Bilal Kayabay

Portakal, yapısının hükmü gereği yuvarlandı, “Kabataş Çukuruna”  düştü.

Her, “hıyarım var” diyene, bir avuç tuzla koşan eblehlerce şımartıldı ya kendini bir halt sanıyor.

Ekranda efeleniyor: “Devletin valisine, it diyemezsin.” diye.
Dedi mi demedi mi bilemem ama eğer öyle bir şey olsaydı, besleme   medya, bire bin katarak ortalığı velveleye verirdi, bu bir.

İki, önce, gerçeği gör. “Devletin valisi” dediğin vatandaş, devletin valisi olsaydı, öyle bir kepazeliğin figüranı olmazdı. Birazcık aklı fikri, fındık kadar beyni olan herkesin
apaçık gördüğü gibi, vali efendi, devletin değil; Akepe’nin valisidir.
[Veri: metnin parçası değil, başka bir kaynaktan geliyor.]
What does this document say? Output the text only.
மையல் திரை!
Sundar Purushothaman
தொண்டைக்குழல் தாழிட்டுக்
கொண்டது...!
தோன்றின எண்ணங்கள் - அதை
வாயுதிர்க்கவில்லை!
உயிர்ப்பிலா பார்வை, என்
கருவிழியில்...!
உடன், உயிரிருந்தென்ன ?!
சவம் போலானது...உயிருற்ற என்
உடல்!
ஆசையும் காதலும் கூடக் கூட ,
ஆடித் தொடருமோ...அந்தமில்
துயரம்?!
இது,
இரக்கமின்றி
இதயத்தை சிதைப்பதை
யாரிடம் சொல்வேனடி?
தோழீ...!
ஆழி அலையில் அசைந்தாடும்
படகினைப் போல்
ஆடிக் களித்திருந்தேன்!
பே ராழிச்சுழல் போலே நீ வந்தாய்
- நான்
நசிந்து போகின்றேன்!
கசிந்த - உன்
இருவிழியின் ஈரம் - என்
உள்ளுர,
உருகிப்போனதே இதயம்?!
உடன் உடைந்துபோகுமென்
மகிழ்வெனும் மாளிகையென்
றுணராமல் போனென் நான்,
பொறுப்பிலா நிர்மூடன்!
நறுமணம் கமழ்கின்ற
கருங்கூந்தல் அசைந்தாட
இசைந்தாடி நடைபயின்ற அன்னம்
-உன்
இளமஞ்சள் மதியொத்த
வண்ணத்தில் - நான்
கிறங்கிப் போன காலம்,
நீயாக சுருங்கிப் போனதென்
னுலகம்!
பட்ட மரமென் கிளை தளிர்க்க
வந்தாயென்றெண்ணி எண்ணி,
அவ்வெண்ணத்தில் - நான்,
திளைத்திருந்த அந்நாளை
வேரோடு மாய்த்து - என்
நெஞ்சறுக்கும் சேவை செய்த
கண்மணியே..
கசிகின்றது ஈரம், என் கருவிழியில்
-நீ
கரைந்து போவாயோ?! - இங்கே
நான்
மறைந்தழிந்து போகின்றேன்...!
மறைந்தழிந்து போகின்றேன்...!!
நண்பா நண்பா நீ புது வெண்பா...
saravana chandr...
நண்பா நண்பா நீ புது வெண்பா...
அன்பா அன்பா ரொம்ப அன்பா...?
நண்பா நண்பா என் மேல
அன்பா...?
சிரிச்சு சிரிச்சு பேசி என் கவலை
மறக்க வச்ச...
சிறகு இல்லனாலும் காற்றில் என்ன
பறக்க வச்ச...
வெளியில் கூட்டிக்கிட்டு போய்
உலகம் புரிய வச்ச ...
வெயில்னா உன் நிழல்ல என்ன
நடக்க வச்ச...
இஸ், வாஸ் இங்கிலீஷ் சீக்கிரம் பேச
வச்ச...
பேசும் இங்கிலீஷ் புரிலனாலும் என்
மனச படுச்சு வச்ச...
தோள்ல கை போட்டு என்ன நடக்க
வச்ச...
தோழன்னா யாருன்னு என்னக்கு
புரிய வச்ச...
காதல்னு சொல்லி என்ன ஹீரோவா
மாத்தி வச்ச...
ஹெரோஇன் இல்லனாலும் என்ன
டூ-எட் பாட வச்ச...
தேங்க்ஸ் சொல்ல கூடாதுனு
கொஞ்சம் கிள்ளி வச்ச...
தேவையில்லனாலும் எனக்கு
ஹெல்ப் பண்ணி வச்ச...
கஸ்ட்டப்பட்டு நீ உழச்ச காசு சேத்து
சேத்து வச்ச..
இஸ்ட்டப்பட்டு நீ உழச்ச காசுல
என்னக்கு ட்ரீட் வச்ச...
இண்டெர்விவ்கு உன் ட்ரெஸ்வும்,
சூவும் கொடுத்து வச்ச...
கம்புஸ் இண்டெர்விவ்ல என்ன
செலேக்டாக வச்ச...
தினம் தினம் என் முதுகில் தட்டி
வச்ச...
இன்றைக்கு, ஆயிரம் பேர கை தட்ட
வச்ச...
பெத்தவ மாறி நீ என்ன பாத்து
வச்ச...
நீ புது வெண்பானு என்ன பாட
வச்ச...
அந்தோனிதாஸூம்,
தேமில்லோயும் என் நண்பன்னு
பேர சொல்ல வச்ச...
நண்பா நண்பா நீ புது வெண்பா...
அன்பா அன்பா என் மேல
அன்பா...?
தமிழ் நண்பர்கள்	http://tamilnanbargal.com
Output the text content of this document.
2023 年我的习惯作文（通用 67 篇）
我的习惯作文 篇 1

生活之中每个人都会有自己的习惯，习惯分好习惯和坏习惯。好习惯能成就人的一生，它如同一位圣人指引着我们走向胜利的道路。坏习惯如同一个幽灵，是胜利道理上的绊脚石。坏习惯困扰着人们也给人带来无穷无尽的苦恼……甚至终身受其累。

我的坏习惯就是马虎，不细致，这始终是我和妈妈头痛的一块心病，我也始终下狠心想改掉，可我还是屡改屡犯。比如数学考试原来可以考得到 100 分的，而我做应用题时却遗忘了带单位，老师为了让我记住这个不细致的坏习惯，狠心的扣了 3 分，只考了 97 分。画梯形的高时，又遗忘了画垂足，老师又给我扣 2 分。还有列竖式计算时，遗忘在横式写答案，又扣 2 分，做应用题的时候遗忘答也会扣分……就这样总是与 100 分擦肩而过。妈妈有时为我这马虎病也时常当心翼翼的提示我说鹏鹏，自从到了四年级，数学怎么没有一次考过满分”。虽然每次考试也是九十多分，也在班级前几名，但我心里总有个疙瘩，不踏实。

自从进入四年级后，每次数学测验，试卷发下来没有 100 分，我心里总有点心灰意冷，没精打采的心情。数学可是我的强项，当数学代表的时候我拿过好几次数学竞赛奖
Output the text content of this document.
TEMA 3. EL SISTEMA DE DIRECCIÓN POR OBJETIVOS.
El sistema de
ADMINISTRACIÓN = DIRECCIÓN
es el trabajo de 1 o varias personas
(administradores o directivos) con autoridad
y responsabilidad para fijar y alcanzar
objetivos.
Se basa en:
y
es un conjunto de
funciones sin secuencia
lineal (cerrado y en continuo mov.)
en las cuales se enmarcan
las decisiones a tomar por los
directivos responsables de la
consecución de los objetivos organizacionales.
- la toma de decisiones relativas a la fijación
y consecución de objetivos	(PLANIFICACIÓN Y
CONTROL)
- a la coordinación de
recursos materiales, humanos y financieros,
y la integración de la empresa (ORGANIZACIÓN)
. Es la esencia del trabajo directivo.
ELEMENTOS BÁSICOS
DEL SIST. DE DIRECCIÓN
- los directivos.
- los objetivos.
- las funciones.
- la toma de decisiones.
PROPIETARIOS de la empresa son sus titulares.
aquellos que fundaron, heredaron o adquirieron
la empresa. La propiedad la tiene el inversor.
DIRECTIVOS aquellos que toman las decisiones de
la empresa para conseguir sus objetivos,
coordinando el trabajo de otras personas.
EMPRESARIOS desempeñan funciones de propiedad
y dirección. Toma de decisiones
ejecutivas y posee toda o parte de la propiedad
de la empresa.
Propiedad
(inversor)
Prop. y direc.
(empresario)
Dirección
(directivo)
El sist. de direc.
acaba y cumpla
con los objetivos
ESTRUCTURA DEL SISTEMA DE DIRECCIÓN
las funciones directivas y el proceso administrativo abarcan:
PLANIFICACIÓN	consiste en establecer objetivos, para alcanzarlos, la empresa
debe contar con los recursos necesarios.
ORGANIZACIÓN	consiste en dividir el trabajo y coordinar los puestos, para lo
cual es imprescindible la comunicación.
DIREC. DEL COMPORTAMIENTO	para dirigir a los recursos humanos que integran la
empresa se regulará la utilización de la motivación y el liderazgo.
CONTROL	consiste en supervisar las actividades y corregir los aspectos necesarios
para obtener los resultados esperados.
Anladın mı iktidarın yalakası.
Sözüm ona, tarafsız olma gayretkeşliğin, hangi çıkar tarafında olduğunu koydu ortaya.

Ha bu arada, sende bir bozukluk olduğunu, ben anlatamıyordum, damdagezen hayranlarına. Umarım, sen anlatabilmişsindir.

Ne diyordu o söz: Bir sıçrarsın çekirge, iki sıçrarsın çekirge, sapa sıçarsın çekirge…

Şöyle de diyebiliriz: Bir yuvarlandı portakal, iki yuvarlandı portakal, çukurunu buldu, portakal.